Это был конец охотничьей карьеры Горика. Он воспринимал приметы суеверно, и случай был на самом деле очень выразительный.
И, однако же, метко стрелять Горик научился еще лет тринадцати, и притом из револьвера, а, как известно, метко стрелять из револьвера труднее, чем из ружья. Научил его этому Игорь.
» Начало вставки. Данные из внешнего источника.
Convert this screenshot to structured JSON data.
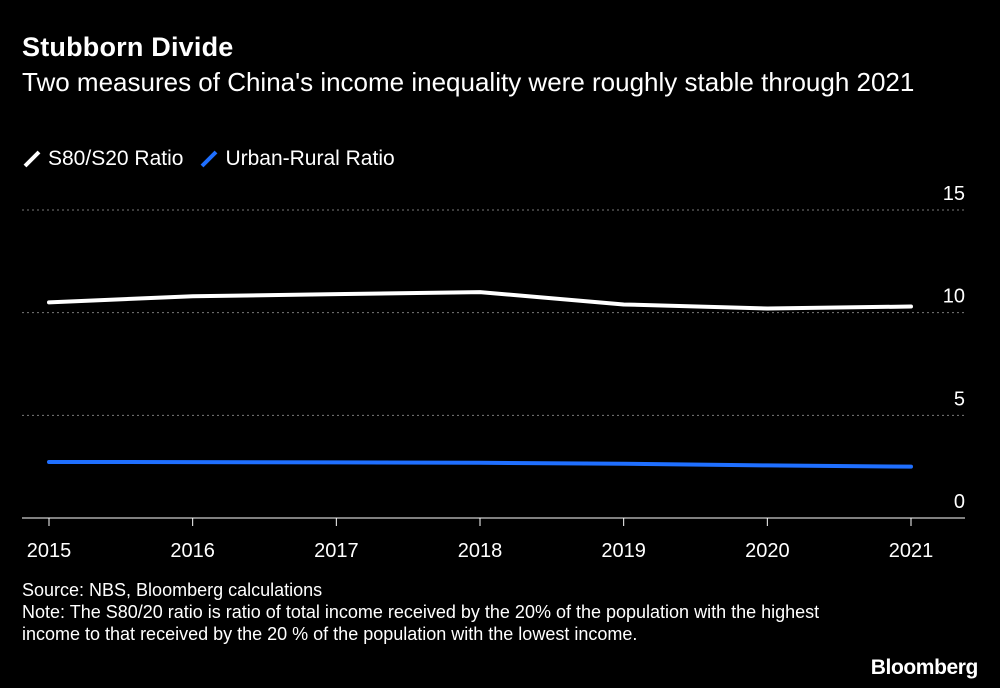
{
  "title": "Stubborn Divide",
  "subtitle": "Two measures of China's income inequality were roughly stable through 2021",
  "source": "Source: NBS, Bloomberg calculations",
  "note": "Note: The S80/20 ratio is ratio of total income received by the 20% of the population with the highest income to that received by the 20 % of the population with the lowest income.",
  "brand": "Bloomberg",
  "colors": {
    "background": "#000000",
    "s80": "#ffffff",
    "urban_rural": "#1f6fff",
    "grid": "#7a7a7a"
  },
  "legend": [
    {
      "label": "S80/S20 Ratio",
      "color": "#ffffff"
    },
    {
      "label": "Urban-Rural Ratio",
      "color": "#1f6fff"
    }
  ],
  "chart_data": {
    "type": "line",
    "x": [
      "2015",
      "2016",
      "2017",
      "2018",
      "2019",
      "2020",
      "2021"
    ],
    "series": [
      {
        "name": "S80/S20 Ratio",
        "values": [
          10.5,
          10.8,
          10.9,
          11.0,
          10.4,
          10.2,
          10.3
        ]
      },
      {
        "name": "Urban-Rural Ratio",
        "values": [
          2.73,
          2.72,
          2.71,
          2.69,
          2.64,
          2.56,
          2.5
        ]
      }
    ],
    "ylim": [
      0,
      15
    ],
    "yticks": [
      "15",
      "10",
      "5",
      "0"
    ],
    "ytick_values": [
      15,
      10,
      5,
      0
    ],
    "grid": true,
    "legend_position": "top-left",
    "xlabel": "",
    "ylabel": ""
  }
}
В большом деревянном доме, в усадьбе, был очень интересный чердак. Воистину это было целое заколдованное царство, уже тем приятное, что туда почти никогда никто не заходил. Из красивого узорного оконца, к которому можно было взобраться по лесенке, виднелись далеко зеленые поля, леса, село Якиманна с блестящим шпилем довольно высокой колокольни и за селом — синие дали. Чердак был обширный и представлял из себя складочное место самых разнородных предметов, ставших ненужными на время или на вовсе в течение целых десятилетий. Там были поломанные кресла, у которых сиденья были безнадежно продавлены, и тут же рядом запасные кровати, на случай приезда гостей пригодные быть вытащенными и перенесенными в ту или иную комнату; поломанные столярные инструменты, быть может, те самые, которые служили для изготовления китайских шкатулочек в честь суровой бабушки; какие-то доски, вроде гладильных; какие-то неопределимые изношенные предметы, говорившие о старых временах; таинственные полуонемевшие клавикорды, которые все же, если поиграть на них, издавали глуховатые сентиментально-сладостные звуки; шкаф с выбитыми стеклами, наполненный очень старыми бумагами и разными тетрадями; огромное количество толстых томов, «Отечественные записки» и «Вестник Европы» за старые годы; наконец, ряд портретов масляными красками, цари, начиная с Екатерины Второй, изгнанные в свое время из комнат, когда Клеопатра Ильинишна уехала из Больших Лип.